I never killed a snake under there, but I tore the devil out of that feed bag.
I told the man my snake continued to shed its skin in my bathroom were he could hang the peeling skin and drag it off, leaving it on the floor.
My inquiring hunter only shuddered at this bit of information.
Farm folks could tell their city cousins that rat and snake protection is why they have so many cats and dogs running loose. Besides, in the country you learn to live with snakes.
I told the man about a few tricks such as buying “sticky” boards that are supposed to hold a small snake if it crawls over it, but bigger snakes pull loose just as they do a large rat trap. Some folks take a mouse on the end of a copper wire and stake it out to be swallowed by the serpent, which is then dragged outside and killed like a fish on a line.
Some exterminators have small cone-shaped traps — much like the three-section fish traps — that a snake will crawl into and can’t find the small opening to get back out. But I never used these.

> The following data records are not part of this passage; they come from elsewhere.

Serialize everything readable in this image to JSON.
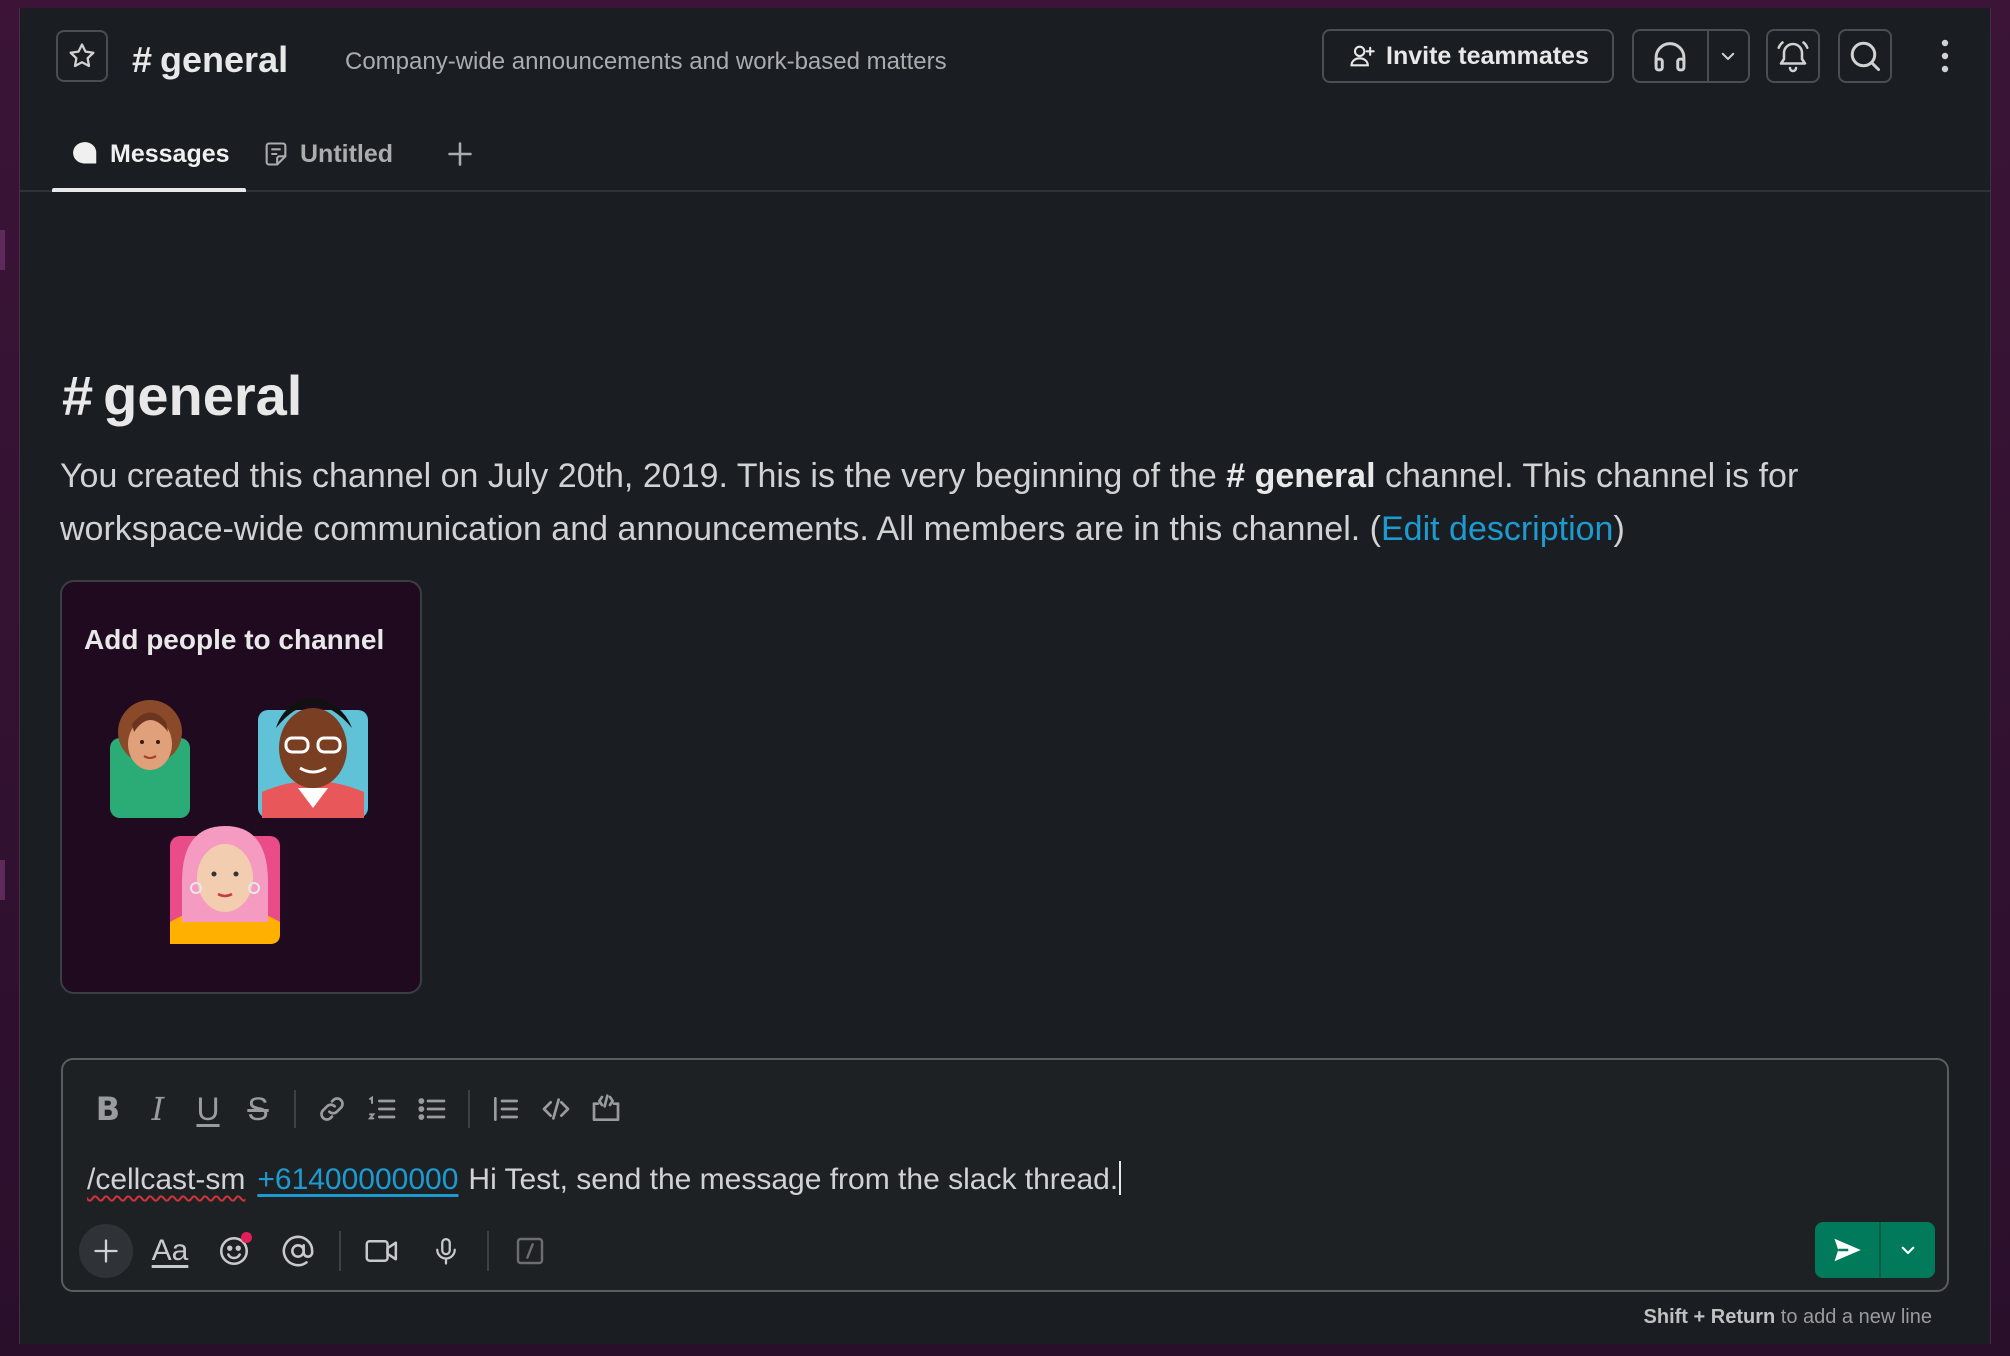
{
  "colors": {
    "background": "#1a1d21",
    "accent_link": "#1d9bd1",
    "send_button": "#007a5a",
    "card_background": "#1f0a1f"
  },
  "header": {
    "channel_hash": "#",
    "channel_name": "general",
    "topic": "Company-wide announcements and work-based matters",
    "invite_label": "Invite teammates",
    "icons": [
      "star-icon",
      "user-plus-icon",
      "headphones-icon",
      "chevron-down-icon",
      "bell-icon",
      "search-icon",
      "more-vertical-icon"
    ]
  },
  "tabs": [
    {
      "label": "Messages",
      "icon": "message-bubble-icon",
      "active": true
    },
    {
      "label": "Untitled",
      "icon": "canvas-icon",
      "active": false
    }
  ],
  "intro": {
    "hash": "#",
    "title": "general",
    "text_part1": "You created this channel on July 20th, 2019. This is the very beginning of the",
    "text_channel": "# general",
    "text_part2": "channel. This channel is for workspace-wide communication and announcements. All members are in this channel. (",
    "edit_link": "Edit description",
    "text_end": ")"
  },
  "add_people_card": {
    "title": "Add people to channel"
  },
  "composer": {
    "formatting_icons": [
      "bold-icon",
      "italic-icon",
      "underline-icon",
      "strikethrough-icon",
      "link-icon",
      "ordered-list-icon",
      "bulleted-list-icon",
      "blockquote-icon",
      "code-icon",
      "code-block-icon"
    ],
    "command": "/cellcast-sms",
    "command_visible": "/cellcast-sm",
    "phone": "+61400000000",
    "message": "Hi Test,  send the message from the slack thread.",
    "bottom_icons": [
      "plus-icon",
      "formatting-aa-icon",
      "emoji-icon",
      "mention-icon",
      "video-icon",
      "microphone-icon",
      "slash-command-icon"
    ],
    "aa_label": "Aa"
  },
  "hint": {
    "keys": "Shift + Return",
    "text": "to add a new line"
  }
}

I finally told him many exterminators called out to rid a house of a snake simply search the floor cabinets one by one, and the same for pantries and clothes closets.
Trying to add a bit of humor to his useless talk with me, I asked if his wife had ever gone into the bathroom in her bare feet and stepped on the snake in the dark.
From the look on his face, he’d never even thought of this. I’m pretty sure I shouldn’t have brought it up.